Well, we've been having a very interesting time. Interesting to us, anyway.
Mr Life's father was one of four children, three boys and a girl. His father, Tom, was the oldest. The next brother, Charlie, went to Australia in 1965. The other brother settled in the south west of Scotland, quite a distance from Tom, and the sister was nearer, in Fife. Tom seemed to be closer to his Australian brother than the other one (Kenneth), and also quite close to his sister, Margaret. However, when Tom died, in 1984, there wasn't a lot of contact beyond Christmas cards between Mr Life's mother (who didn't drive, so couldn't easily get to other towns under her own steam - and anyway didn't keep good health) and the rest of that side of the family. When she died, in 1991, I continued the Christmas card communication but it wasn't much more than that. When Kenneth died, we went to his funeral and met the cousins again, but just the once.
Having no first cousins of my own, I always rather regretted not really knowing this side of the family. We do see, fairly regularly, Mr L's cousins on his mother's side.

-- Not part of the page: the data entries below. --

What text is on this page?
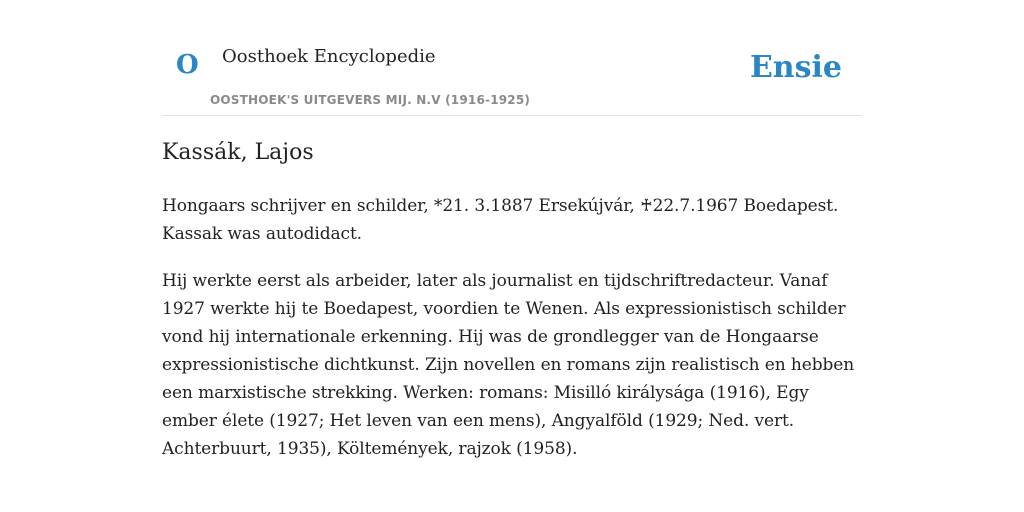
O Oosthoek Encyclopedie
OOSTHOEK'S UITGEVERS MIJ. N.V (1916-1925)
Ensie
Kassák, Lajos

Hongaars schrijver en schilder, *21. 3.1887 Ersekújvár, ♰22.7.1967 Boedapest. Kassak was autodidact.

Hij werkte eerst als arbeider, later als journalist en tijdschriftredacteur. Vanaf 1927 werkte hij te Boedapest, voordien te Wenen. Als expressionistisch schilder vond hij internationale erkenning. Hij was de grondlegger van de Hongaarse expressionistische dichtkunst. Zijn novellen en romans zijn realistisch en hebben een marxistische strekking. Werken: romans: Misilló királysága (1916), Egy ember élete (1927; Het leven van een mens), Angyalföld (1929; Ned. vert. Achterbuurt, 1935), Költemények, rajzok (1958).
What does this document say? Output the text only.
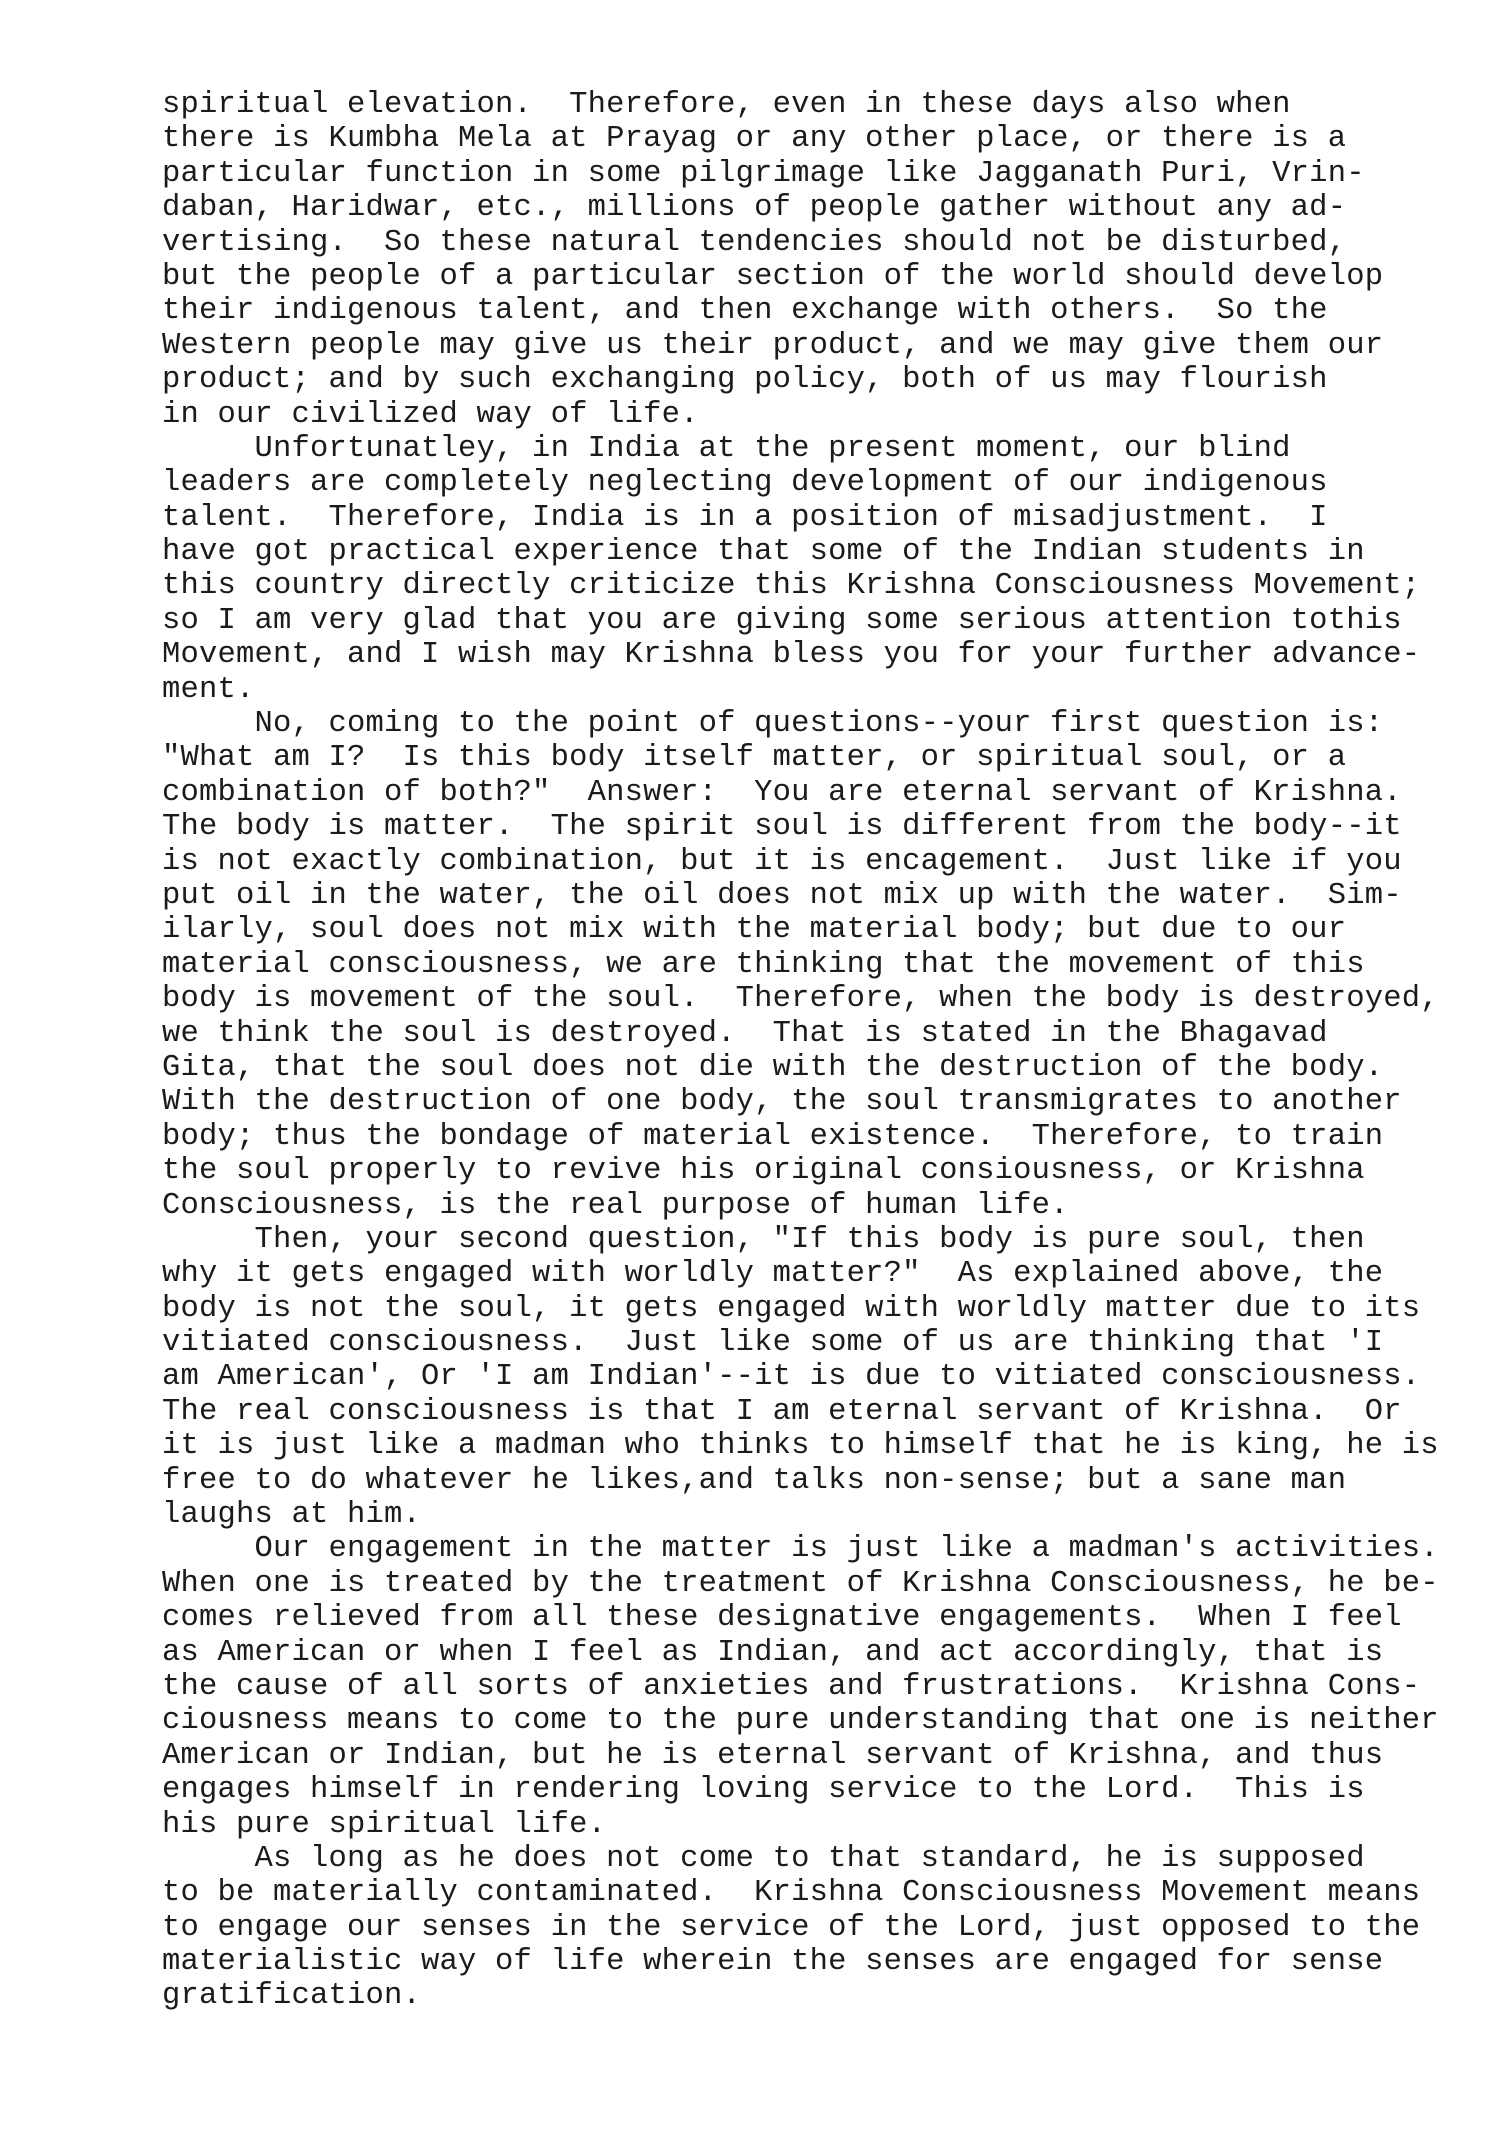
spiritual elevation.  Therefore, even in these days also when
there is Kumbha Mela at Prayag or any other place, or there is a
particular function in some pilgrimage like Jagganath Puri, Vrin-
daban, Haridwar, etc., millions of people gather without any ad-
vertising.  So these natural tendencies should not be disturbed,
but the people of a particular section of the world should develop
their indigenous talent, and then exchange with others.  So the
Western people may give us their product, and we may give them our
product; and by such exchanging policy, both of us may flourish
in our civilized way of life.
Unfortunatley, in India at the present moment, our blind
leaders are completely neglecting development of our indigenous
talent.  Therefore, India is in a position of misadjustment.  I
have got practical experience that some of the Indian students in
this country directly criticize this Krishna Consciousness Movement;
so I am very glad that you are giving some serious attention tothis
Movement, and I wish may Krishna bless you for your further advance-
ment.
No, coming to the point of questions--your first question is:
"What am I?  Is this body itself matter, or spiritual soul, or a
combination of both?"  Answer:  You are eternal servant of Krishna.
The body is matter.  The spirit soul is different from the body--it
is not exactly combination, but it is encagement.  Just like if you
put oil in the water, the oil does not mix up with the water.  Sim-
ilarly, soul does not mix with the material body; but due to our
material consciousness, we are thinking that the movement of this
body is movement of the soul.  Therefore, when the body is destroyed,
we think the soul is destroyed.  That is stated in the Bhagavad
Gita, that the soul does not die with the destruction of the body.
With the destruction of one body, the soul transmigrates to another
body; thus the bondage of material existence.  Therefore, to train
the soul properly to revive his original consiousness, or Krishna
Consciousness, is the real purpose of human life.
Then, your second question, "If this body is pure soul, then
why it gets engaged with worldly matter?"  As explained above, the
body is not the soul, it gets engaged with worldly matter due to its
vitiated consciousness.  Just like some of us are thinking that 'I
am American', Or 'I am Indian'--it is due to vitiated consciousness.
The real consciousness is that I am eternal servant of Krishna.  Or
it is just like a madman who thinks to himself that he is king, he is
free to do whatever he likes,and talks non-sense; but a sane man
laughs at him.
Our engagement in the matter is just like a madman's activities.
When one is treated by the treatment of Krishna Consciousness, he be-
comes relieved from all these designative engagements.  When I feel
as American or when I feel as Indian, and act accordingly, that is
the cause of all sorts of anxieties and frustrations.  Krishna Cons-
ciousness means to come to the pure understanding that one is neither
American or Indian, but he is eternal servant of Krishna, and thus
engages himself in rendering loving service to the Lord.  This is
his pure spiritual life.
As long as he does not come to that standard, he is supposed
to be materially contaminated.  Krishna Consciousness Movement means
to engage our senses in the service of the Lord, just opposed to the
materialistic way of life wherein the senses are engaged for sense
gratification.
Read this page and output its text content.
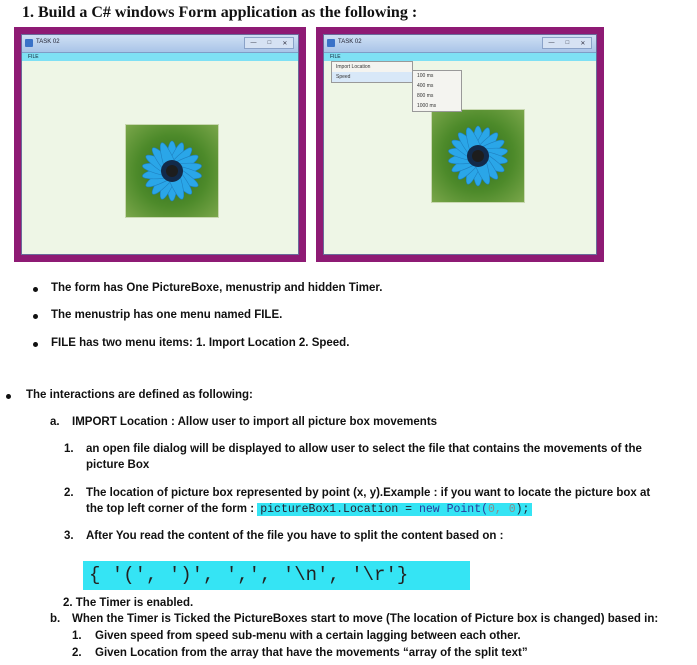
1. Build a C# windows Form application as the following :
TASK 02	— □ ✕
FILE
TASK 02	— □ ✕
FILE
Import Location
Speed	100 ms
400 ms
800 ms
1000 ms
The form has One PictureBoxe, menustrip and hidden Timer.
The menustrip has one menu named FILE.
FILE has two menu items: 1. Import Location 2. Speed.
The interactions are defined as following:
a. IMPORT Location : Allow user to import all picture box movements
1. an open file dialog will be displayed to allow user to select the file that contains the movements of the
picture Box
2. The location of picture box represented by point (x, y).Example : if you want to locate the picture box at
the top left corner of the form : pictureBox1.Location = new Point(0, 0);
3. After You read the content of the file you have to split the content based on :
{ '(', ')', ',', '\n', '\r'}
2. The Timer is enabled.
b. When the Timer is Ticked the PictureBoxes start to move (The location of Picture box is changed) based in:
1. Given speed from speed sub-menu with a certain lagging between each other.
2. Given Location from the array that have the movements “array of the split text”
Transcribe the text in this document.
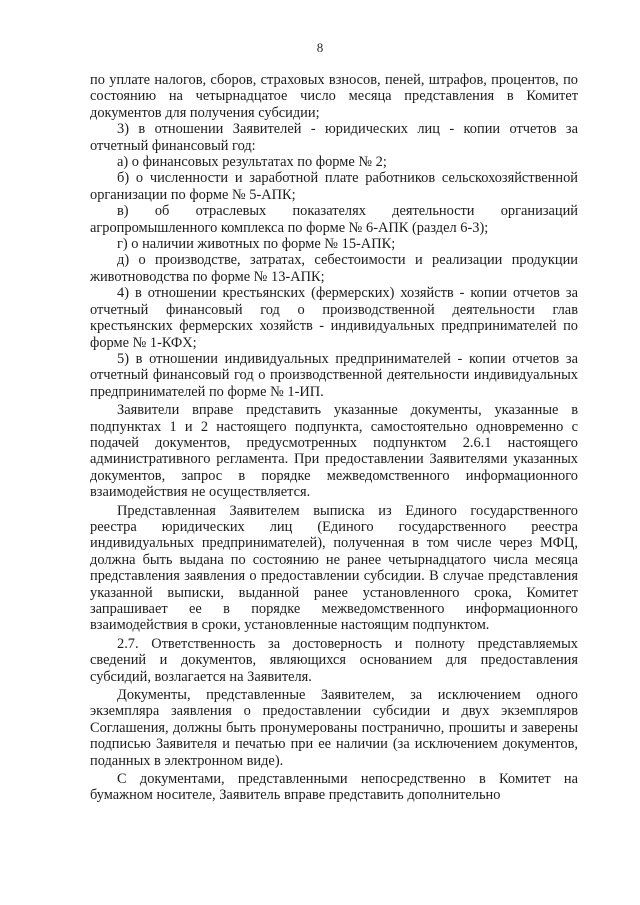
8

по уплате налогов, сборов, страховых взносов, пеней, штрафов, процентов, по состоянию на четырнадцатое число месяца представления в Комитет документов для получения субсидии;

3) в отношении Заявителей - юридических лиц - копии отчетов за отчетный финансовый год:

а) о финансовых результатах по форме № 2;

б) о численности и заработной плате работников сельскохозяйственной организации по форме № 5-АПК;

в) об отраслевых показателях деятельности организаций агропромышленного комплекса по форме № 6-АПК (раздел 6-3);

г) о наличии животных по форме № 15-АПК;

д) о производстве, затратах, себестоимости и реализации продукции животноводства по форме № 13-АПК;

4) в отношении крестьянских (фермерских) хозяйств - копии отчетов за отчетный финансовый год о производственной деятельности глав крестьянских фермерских хозяйств - индивидуальных предпринимателей по форме № 1-КФХ;

5) в отношении индивидуальных предпринимателей - копии отчетов за отчетный финансовый год о производственной деятельности индивидуальных предпринимателей по форме № 1-ИП.

Заявители вправе представить указанные документы, указанные в подпунктах 1 и 2 настоящего подпункта, самостоятельно одновременно с подачей документов, предусмотренных подпунктом 2.6.1 настоящего административного регламента. При предоставлении Заявителями указанных документов, запрос в порядке межведомственного информационного взаимодействия не осуществляется.

Представленная Заявителем выписка из Единого государственного реестра юридических лиц (Единого государственного реестра индивидуальных предпринимателей), полученная в том числе через МФЦ, должна быть выдана по состоянию не ранее четырнадцатого числа месяца представления заявления о предоставлении субсидии. В случае представления указанной выписки, выданной ранее установленного срока, Комитет запрашивает ее в порядке межведомственного информационного взаимодействия в сроки, установленные настоящим подпунктом.

2.7. Ответственность за достоверность и полноту представляемых сведений и документов, являющихся основанием для предоставления субсидий, возлагается на Заявителя.

Документы, представленные Заявителем, за исключением одного экземпляра заявления о предоставлении субсидии и двух экземпляров Соглашения, должны быть пронумерованы постранично, прошиты и заверены подписью Заявителя и печатью при ее наличии (за исключением документов, поданных в электронном виде).

С документами, представленными непосредственно в Комитет на бумажном носителе, Заявитель вправе представить дополнительно
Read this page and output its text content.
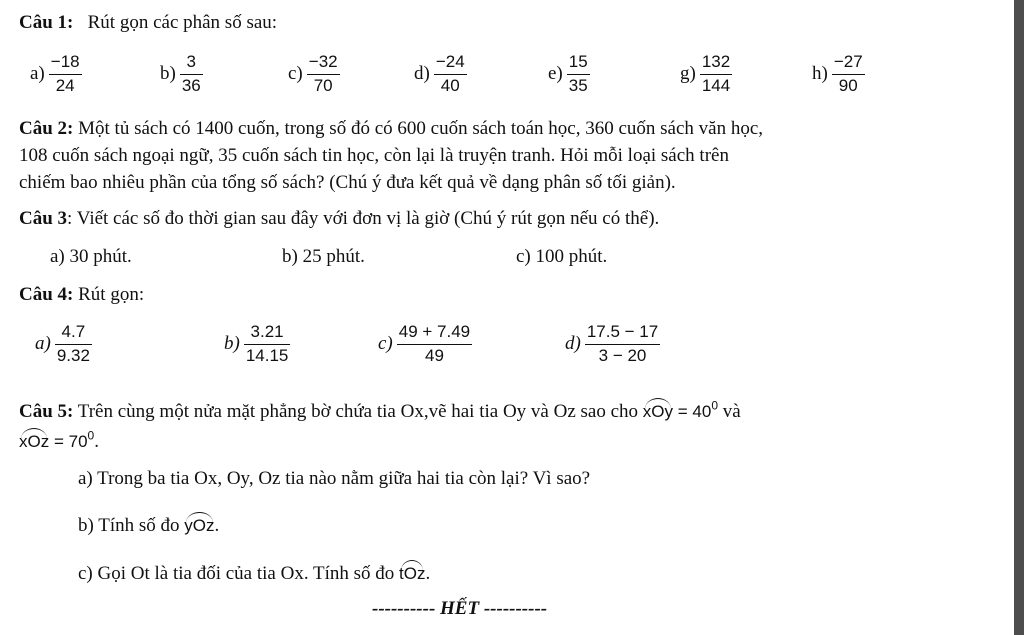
Câu 1: Rút gọn các phân số sau:
$a) \frac{-18}{24}$	$b) \frac{3}{36}$	$c) \frac{-32}{70}$	$d) \frac{-24}{40}$	$e) \frac{15}{35}$	$g) \frac{132}{144}$	$h) \frac{-27}{90}$
Câu 2: Một tủ sách có 1400 cuốn, trong số đó có 600 cuốn sách toán học, 360 cuốn sách văn học,
108 cuốn sách ngoại ngữ, 35 cuốn sách tin học, còn lại là truyện tranh. Hỏi mỗi loại sách trên
chiếm bao nhiêu phần của tổng số sách? (Chú ý đưa kết quả về dạng phân số tối giản).
Câu 3: Viết các số đo thời gian sau đây với đơn vị là giờ (Chú ý rút gọn nếu có thể).
a) 30 phút.	b) 25 phút.	c) 100 phút.
Câu 4: Rút gọn:
$a) \frac{4.7}{9.32}$	$b) \frac{3.21}{14.15}$	$c) \frac{49 + 7.49}{49}$	$d) \frac{17.5 - 17}{3 - 20}$
Câu 5: Trên cùng một nửa mặt phẳng bờ chứa tia Ox,vẽ hai tia Oy và Oz sao cho xOy = $40^0$ và
xOz = $70^0$.
a) Trong ba tia Ox, Oy, Oz tia nào nằm giữa hai tia còn lại? Vì sao?
b) Tính số đo yOz.
c) Gọi Ot là tia đối của tia Ox. Tính số đo tOz.
---------- HẾT ----------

All the older generation of Mr Life's father's family have now died, but when the Australian son of Charlie - also Charles - decided to come with his wife to visit Scotland, we invited them to stay with us. We did some sightseeing and also arranged a reunion of all the cousins and any available spouses and offspring at our house on Sunday. One cousin is too ill to come and another couldn't make it, but above you can see the assembled gathering.
All the older generation of Mr Life's father's family have now died, but when the Australian son of Charlie - also Charles - decided to come with his wife to visit Scotland, we invited them to stay with us. We did some sightseeing and also arranged a reunion of all the cousins and any available spouses and offspring at our house on Sunday. One cousin is too ill to come and another couldn't make it, but above you can see the assembled gathering.
It was lovely to see them all. Really none of the cousins knew each other at all well (apart from the two who're brother and sister) so it was all slightly stressful - though very good fun.
The first cousins in the photo, by the way, are the two on the left in the back row and the two on the right in the front row (if you don't count Son, who's in the blue t-shirt, sitting on the arm of the sofa).
The first cousins in the photo, by the way, are the two on the left in the back row and the two on the right in the front row (if you don't count Son, who's in the blue t-shirt, sitting on the arm of the sofa).
Then yesterday, the Australians and we met up with the cousin who couldn't make the reunion the previous day. She brought one of her sons. The little gnomelike person in the middle is me. Mr Life's family are tall; I come from a family of short people.
It's very intriguing to try to spot similarities in the next generation - those who share a set of great-grandparents. Mr L's father and his siblings bore a strong physical likeness to each other. The Australian young folk, all male, also look (judging by photos) strikingly like these siblings - their grandfather, great-uncles and great-aunt - resembling them more than they do their own parents. The young man on the left of the picture above, however, and his brother (whose photo we also saw) don't look like that side of their family at all and are both very sporty, which most of us couldn't claim to be. (This young chap and Mr Life share the same first name - which was the maiden surname of Mr L's great-grandmother, so really quite remote from the sporty young chap - but both were given it as a family name). Our children resemble my side of the family more - though of course they're a mixture.
The Australian cousin and his wife kept saying how much Mr L reminded them of his (the cousin's) father, particularly in gesture and expression - even though Mr L hardly knew his uncle and never saw him after he emigrated.
The brother of the young man on the left of this picture is married to a girl who was adopted from an orphanage in Lahore (and brought to England at the age of 5), so their children look - as you might imagine - totally different from the Scottish and Australian/Scottish lot. We also saw photos of them.
I suppose that sharing a set of great-grandparents is quite a distant relationship really. But our children know the equivalent relations on Mr Life's mother's side very well, whereas they would have walked past all these other cousins without knowing who they were. And there are still others of our children's generation who didn't make the reunion, of whom this is still the case.
Many old photos were exchanged, many half-remembered stories were compared - as I say, it was very interesting indeed.